Тишину нарушил Бунин. Спокойно, ровным голосом он произнес:
— Да, Сталин, быть может, и Антихрист, но Дмитрий Сергеевич — законченный подлец. Совсем Бога не боится, хотя жить осталось немного ему. И на белом коне ни Дмитрию Мережковскому, ни даже Адольфу Гитлеру в Кремль не въехать. Кишка тонка! Теперь я понял свой сон: этот самый Мережковский для меня умер. Знать его больше не хочу!
Резко повернувшись, он выскочил из дома — необходимо было побыть в одиночестве, душу рвала тревога за Россию.
Он ушел в лес и, глубоко уединившись, жарко призывал помощь Христа:
— Все свои лишения и скорби понесу с радостью, лишь бы устоять нам, устоять России в борьбе со злобной силой адовой, посягнувшей на нее! Смилуйся, Господи, наконец над родиной, испытавшей столько бед…
Все теперь переменится в его жизни. Трудно, ох как трудно старому писателю, знавшему блестящие времена, переживать лютый холод в «Жаннет», скверную пищу, домашние неурядицы. Но главное, что станет болью его жизни, — тревога за Россию. И ничто с этой болью не сравнится!
* * *
Спустя годы всплывут некоторые подробности «эфирного срама» Дмитрия Сергеевича.
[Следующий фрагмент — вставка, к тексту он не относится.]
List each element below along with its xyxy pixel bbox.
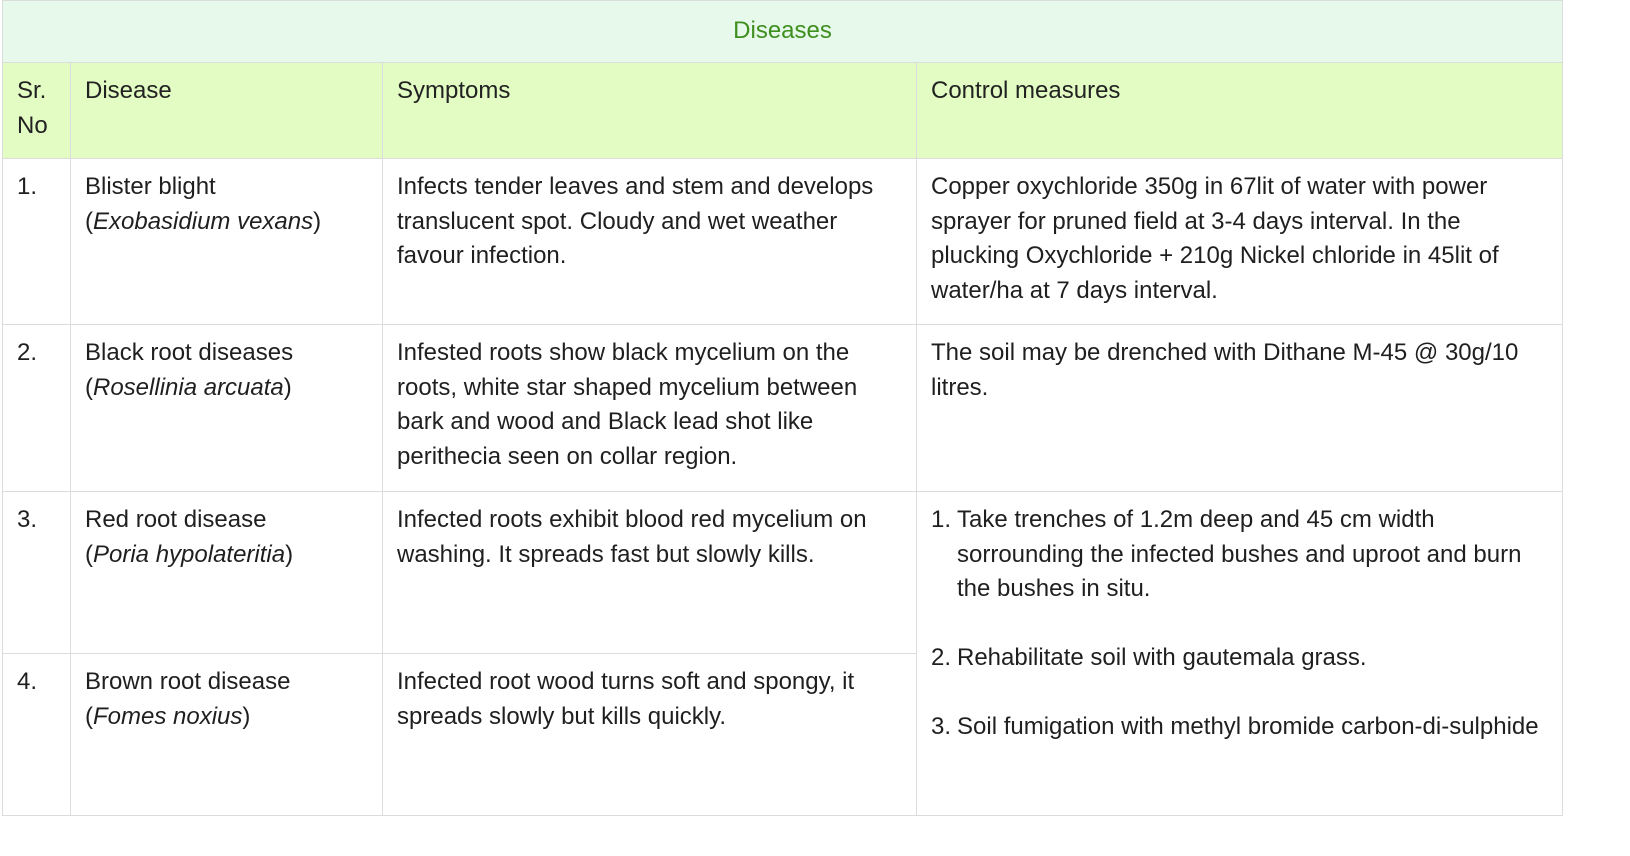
diseases-table-container: Diseases Sr. No Disease Symptoms Control… xyxy=(1,0,1564,816)
row-symptoms: Infected root wood turns soft and spongy… xyxy=(382,653,917,816)
disease-name: Red root disease xyxy=(85,506,267,533)
table-title: Diseases xyxy=(1,0,1564,63)
diseases-table: Diseases Sr. No Disease Symptoms Control… xyxy=(1,0,1564,816)
row-symptoms: Infected roots exhibit blood red myceliu… xyxy=(382,491,917,654)
row-disease: Black root diseases (Rosellinia arcuata) xyxy=(70,324,383,492)
row-control-shared: 1. Take trenches of 1.2m deep and 45 cm … xyxy=(915,491,1564,816)
pathogen-name: Exobasidium vexans xyxy=(93,207,314,235)
list-item-text: Take trenches of 1.2m deep and 45 cm wid… xyxy=(957,506,1522,602)
disease-name: Brown root disease xyxy=(85,668,291,695)
row-disease: Red root disease (Poria hypolateritia) xyxy=(70,491,383,654)
pathogen-name: Fomes noxius xyxy=(93,702,243,730)
row-symptoms: Infects tender leaves and stem and devel… xyxy=(382,158,917,325)
header-disease: Disease xyxy=(70,62,383,159)
list-item: 1. Take trenches of 1.2m deep and 45 cm … xyxy=(931,503,1548,607)
row-control: Copper oxychloride 350g in 67lit of wate… xyxy=(915,158,1564,325)
row-sr-no: 4. xyxy=(2,653,71,816)
control-measures-list: 1. Take trenches of 1.2m deep and 45 cm … xyxy=(931,503,1548,745)
row-sr-no: 3. xyxy=(2,491,71,654)
list-item: 2. Rehabilitate soil with gautemala gras… xyxy=(931,641,1548,676)
table-header-row: Sr. No Disease Symptoms Control measures xyxy=(2,62,1564,159)
pathogen-name: Poria hypolateritia xyxy=(93,540,286,568)
list-item-number: 1. xyxy=(931,506,952,533)
disease-name: Black root diseases xyxy=(85,339,294,366)
table-row: 3. Red root disease (Poria hypolateritia)… xyxy=(2,491,1564,816)
row-symptoms: Infested roots show black mycelium on th… xyxy=(382,324,917,492)
table-title-row: Diseases xyxy=(1,0,1564,63)
table-row: 1. Blister blight (Exobasidium vexans) In… xyxy=(2,158,1564,325)
header-sr-no: Sr. No xyxy=(2,62,71,159)
row-sr-no: 2. xyxy=(2,324,71,492)
table-row: 2. Black root diseases (Rosellinia arcuat… xyxy=(2,324,1564,492)
list-item: 3. Soil fumigation with methyl bromide c… xyxy=(931,710,1548,745)
pathogen-name: Rosellinia arcuata xyxy=(93,373,284,401)
list-item-number: 3. xyxy=(931,713,952,740)
disease-name: Blister blight xyxy=(85,173,216,200)
row-disease: Blister blight (Exobasidium vexans) xyxy=(70,158,383,325)
list-item-number: 2. xyxy=(931,644,952,671)
header-symptoms: Symptoms xyxy=(382,62,917,159)
header-control-measures: Control measures xyxy=(915,62,1564,159)
table-row: 4. Brown root disease (Fomes noxius) Infe… xyxy=(2,653,1563,816)
row-sr-no: 1. xyxy=(2,158,71,325)
row-disease: Brown root disease (Fomes noxius) xyxy=(70,653,383,816)
list-item-text: Soil fumigation with methyl bromide carb… xyxy=(957,713,1539,740)
list-item-text: Rehabilitate soil with gautemala grass. xyxy=(957,644,1367,671)
row-control: The soil may be drenched with Dithane M-… xyxy=(915,324,1564,492)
Талантливая Ирина Одоевцева, оставившая интересные мемуары (хотя и несколько субъективные), летом сорок первого года жила по соседству с Мережковским в курортном Биаррице.
Она писала: «Положа руку на сердце утверждаю, что Мережковский до своего последнего дня оставался лютым врагом Гитлера, ненавидя и презирая его…» Мережковский называл Гитлера «маляром, воняющим ножным потом».
Юрий Терапиано позже будет утверждать, что на немецкое радио Мережковского увлекли его многолетний секретарь Владимир Злобин и какая-то «иностранная дама». Они якобы считали, что подобное выступление может облегчить тяжелое материальное положение Мережковских. Гиппиус о подвиге мужа узнала слишком поздно и возмутилась им.